В экспедиции наш герой влюбляется в девушку, черноглазую, загорелую палеонтологиню, родом из Ашхабада и зовут ее — Гюльчатай.
Тут-то и начинаются основные перипетия сюжета: ветреная Гюльчатай принадлежит другому, герой страдает. Добившись, наконец, Гюльчатай, он начинает подозревать, что она его сводная сестра, но вскоре находит убедительные доказательства противному. Однако, в один прекрасный день Гюльчатай предъявляет свои собственные аргументы: все-таки она и есть — та самая Гюльчатай, что становится для нее поводом или причиной немедленно изменить нашему страдающему герою…
И так далее. Стержень тут не важен. Кружение по орбите вопроса — сестра или нет — также бессмысленно, поскольку, если этот роман существует, то никакие убедительные доказательства никого не убедят в том, что Гюльчатай — не сестра.
Сестра…
Вся суть этой жизненно-литературной ситуации заключается в попытке разрешить вопрос: почему герои, преодолев столько километров, попадают в одну точку? От этого прямо таки и веет нарочитостью, вымышленностью, дешевой латиноамериканской кинооперой…
Рассуждая, герой приходит к странному выводу. Он анализирует свой путь (с начала романа) и вдруг с ужасом понимает, что все его повороты, все внезапные и неожиданные решения были подчинены какой-то неведомой, лежащей за пределами бытия силе, и именно эта таинственная сила руководила его поступками, пока не привела в единственно возможное место — к Гюльчатай.

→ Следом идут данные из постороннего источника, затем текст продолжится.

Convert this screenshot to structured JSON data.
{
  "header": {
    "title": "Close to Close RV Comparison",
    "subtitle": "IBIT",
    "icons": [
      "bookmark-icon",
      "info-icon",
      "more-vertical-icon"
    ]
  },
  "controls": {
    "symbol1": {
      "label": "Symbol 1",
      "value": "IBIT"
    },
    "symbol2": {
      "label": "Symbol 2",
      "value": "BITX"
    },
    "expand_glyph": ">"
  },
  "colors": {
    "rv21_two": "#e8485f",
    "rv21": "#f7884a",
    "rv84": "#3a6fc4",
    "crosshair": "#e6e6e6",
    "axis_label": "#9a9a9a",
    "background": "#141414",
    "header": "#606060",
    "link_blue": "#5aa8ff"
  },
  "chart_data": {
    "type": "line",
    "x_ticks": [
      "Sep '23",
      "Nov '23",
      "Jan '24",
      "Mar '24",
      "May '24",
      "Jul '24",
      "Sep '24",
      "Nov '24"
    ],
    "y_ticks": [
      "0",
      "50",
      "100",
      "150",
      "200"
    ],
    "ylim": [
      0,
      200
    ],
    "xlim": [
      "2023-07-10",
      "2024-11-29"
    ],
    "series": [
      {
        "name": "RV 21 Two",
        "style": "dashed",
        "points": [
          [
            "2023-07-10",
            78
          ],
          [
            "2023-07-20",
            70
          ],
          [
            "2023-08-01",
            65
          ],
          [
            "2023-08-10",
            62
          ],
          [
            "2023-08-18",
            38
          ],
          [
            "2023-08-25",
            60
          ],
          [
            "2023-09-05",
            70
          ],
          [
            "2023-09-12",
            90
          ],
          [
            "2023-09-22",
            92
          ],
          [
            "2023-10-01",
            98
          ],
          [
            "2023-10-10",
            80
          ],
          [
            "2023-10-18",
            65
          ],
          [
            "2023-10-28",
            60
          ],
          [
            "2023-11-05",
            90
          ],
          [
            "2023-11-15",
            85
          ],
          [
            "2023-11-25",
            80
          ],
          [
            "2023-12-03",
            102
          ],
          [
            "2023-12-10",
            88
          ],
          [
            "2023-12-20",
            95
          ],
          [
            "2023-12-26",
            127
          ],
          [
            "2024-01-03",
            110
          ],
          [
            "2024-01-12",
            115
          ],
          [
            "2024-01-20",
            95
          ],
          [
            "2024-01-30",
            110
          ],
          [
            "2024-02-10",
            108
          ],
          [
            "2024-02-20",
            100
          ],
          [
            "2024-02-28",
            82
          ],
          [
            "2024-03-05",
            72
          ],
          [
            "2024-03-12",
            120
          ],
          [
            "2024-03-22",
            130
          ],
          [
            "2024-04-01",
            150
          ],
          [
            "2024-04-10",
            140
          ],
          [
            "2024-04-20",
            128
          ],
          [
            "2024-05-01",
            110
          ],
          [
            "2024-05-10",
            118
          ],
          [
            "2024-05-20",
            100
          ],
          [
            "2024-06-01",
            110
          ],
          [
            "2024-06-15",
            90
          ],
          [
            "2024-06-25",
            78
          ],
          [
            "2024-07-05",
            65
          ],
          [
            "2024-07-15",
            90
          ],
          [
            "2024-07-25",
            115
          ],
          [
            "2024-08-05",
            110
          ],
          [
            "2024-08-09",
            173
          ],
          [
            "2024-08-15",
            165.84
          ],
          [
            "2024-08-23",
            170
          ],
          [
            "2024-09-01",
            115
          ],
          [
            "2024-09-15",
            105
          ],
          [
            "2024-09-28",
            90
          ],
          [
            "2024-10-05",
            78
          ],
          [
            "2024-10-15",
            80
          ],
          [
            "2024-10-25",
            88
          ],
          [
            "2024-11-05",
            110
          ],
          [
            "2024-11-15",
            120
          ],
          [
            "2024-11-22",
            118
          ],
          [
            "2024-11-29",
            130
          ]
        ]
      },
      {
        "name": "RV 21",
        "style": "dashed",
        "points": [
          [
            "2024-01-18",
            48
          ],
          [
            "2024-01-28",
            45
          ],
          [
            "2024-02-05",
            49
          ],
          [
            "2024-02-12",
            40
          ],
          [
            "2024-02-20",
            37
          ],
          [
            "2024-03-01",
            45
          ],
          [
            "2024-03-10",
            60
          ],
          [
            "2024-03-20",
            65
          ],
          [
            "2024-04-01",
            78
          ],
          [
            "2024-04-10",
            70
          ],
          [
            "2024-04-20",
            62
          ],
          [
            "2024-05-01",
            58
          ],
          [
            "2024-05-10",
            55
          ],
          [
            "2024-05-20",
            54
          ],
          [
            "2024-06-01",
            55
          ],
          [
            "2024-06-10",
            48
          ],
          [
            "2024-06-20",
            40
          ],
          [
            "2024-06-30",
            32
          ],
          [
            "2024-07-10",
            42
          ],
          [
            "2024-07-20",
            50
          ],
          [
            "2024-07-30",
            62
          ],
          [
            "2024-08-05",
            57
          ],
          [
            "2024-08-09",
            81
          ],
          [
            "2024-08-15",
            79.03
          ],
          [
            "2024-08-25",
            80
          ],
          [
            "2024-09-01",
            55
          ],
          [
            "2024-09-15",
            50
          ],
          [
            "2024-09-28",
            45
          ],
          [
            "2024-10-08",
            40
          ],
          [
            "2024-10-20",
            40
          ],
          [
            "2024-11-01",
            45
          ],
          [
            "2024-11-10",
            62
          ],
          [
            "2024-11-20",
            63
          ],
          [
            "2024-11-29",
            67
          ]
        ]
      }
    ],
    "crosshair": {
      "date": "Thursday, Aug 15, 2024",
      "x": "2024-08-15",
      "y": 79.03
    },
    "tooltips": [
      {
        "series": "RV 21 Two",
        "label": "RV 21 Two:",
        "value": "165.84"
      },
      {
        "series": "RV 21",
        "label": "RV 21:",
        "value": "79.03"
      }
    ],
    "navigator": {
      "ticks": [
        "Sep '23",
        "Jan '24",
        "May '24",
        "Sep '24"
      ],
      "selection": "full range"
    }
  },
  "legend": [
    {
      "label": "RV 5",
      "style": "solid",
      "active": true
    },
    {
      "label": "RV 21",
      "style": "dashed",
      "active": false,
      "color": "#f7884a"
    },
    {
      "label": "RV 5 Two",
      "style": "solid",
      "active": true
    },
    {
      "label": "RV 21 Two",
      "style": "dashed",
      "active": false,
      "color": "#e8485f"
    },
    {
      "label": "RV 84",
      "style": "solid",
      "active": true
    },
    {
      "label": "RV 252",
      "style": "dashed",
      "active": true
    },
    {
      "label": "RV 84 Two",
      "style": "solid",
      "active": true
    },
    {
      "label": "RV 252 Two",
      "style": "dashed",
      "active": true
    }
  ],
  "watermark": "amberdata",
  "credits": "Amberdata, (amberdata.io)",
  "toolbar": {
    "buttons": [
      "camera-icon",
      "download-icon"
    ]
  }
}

В принципе, роман этот — фантастический, только фантастика в нем, хоть и не слишком глубоко, скрыта. Так, например, реальность романа размывается: невозможно вычислить год его действия, так как бытовые детали — от одежды героев до цен на продукты — колеблются, принадлежа то шестидесятым, то восьмидесятым и прочим годам. То же касается и разговоров, и поведения героев: то спор между физиками и лириками, то невнятный политический толк о перестройке. Мы наблюдаем то робкие, тайные любовные воздыхания, в стиле шестидесятых, то обильный сексуальный завал девяностых.
Фантастика романа проявляется и иначе, гораздо более зримо, когда герой, ревнуя возлюбленную Гюльчатай то к одному, то к другому своему товарищу (надо сказать, не без оснований, поскольку Гюльчатай, мягко скажем, все же шлюха) представляет на месте этих счастливых товарищей — себя, да так явственно, зримо, что почти чувствует себя ими, как бы надевая на свой череп их лица, и только этим созданием нового варианта бытия спасает себя от мучений.
Отсюда — вполне закономерные и обоснованные перетекания авторского «Я» от одного персонажа к другому, с особыми историями этих персонажей, фантастическими, потому что все они — вымышлены изначальным, коренным «Я».
Так, например. один из сотрудников экспедиции, Мохаммеддыев Абдулла, предстает, через авторское «Я», истинным, непримиримым мусульманином, который, не считаясь с законами, позволяющими иметь только одну семью, тайно содержит гарем у себя в Чарджоу и там, на берегу быстрой и прекрасной Амударьи, проводит безумные ночи со всеми своими женами…
Авторскому «Я» принадлежит значительная часть текста, в начале и середине романа, но в последней его трети оно теряется среди прочих «Я» других персонажей, выступая на равных с ними. Кстати, именно это обстоятельство и позволяет показать в романе, написанном от первого лица, смерть главного героя, что, если вы помните, уже не первый случай в практике писателя.
Приведу небольшой отрывок из романа, чтобы дать вам возможность насладиться неповторимостью его стиля.
«…Мы молча шли по пустому, темному солончаку, столь же ровному, как и море, в которое он переходил двумя верстами впереди. Лучи всех наших фонариков безобразно кружились и перемешивались, шарили по уродливой, черепашьей поверхности земли, или, может быть Земли, или даже лучше — Глины. Вот так же и наши судьбы — пересеклись теперь на растрескавшейся поверхности планеты… Кричали удоды.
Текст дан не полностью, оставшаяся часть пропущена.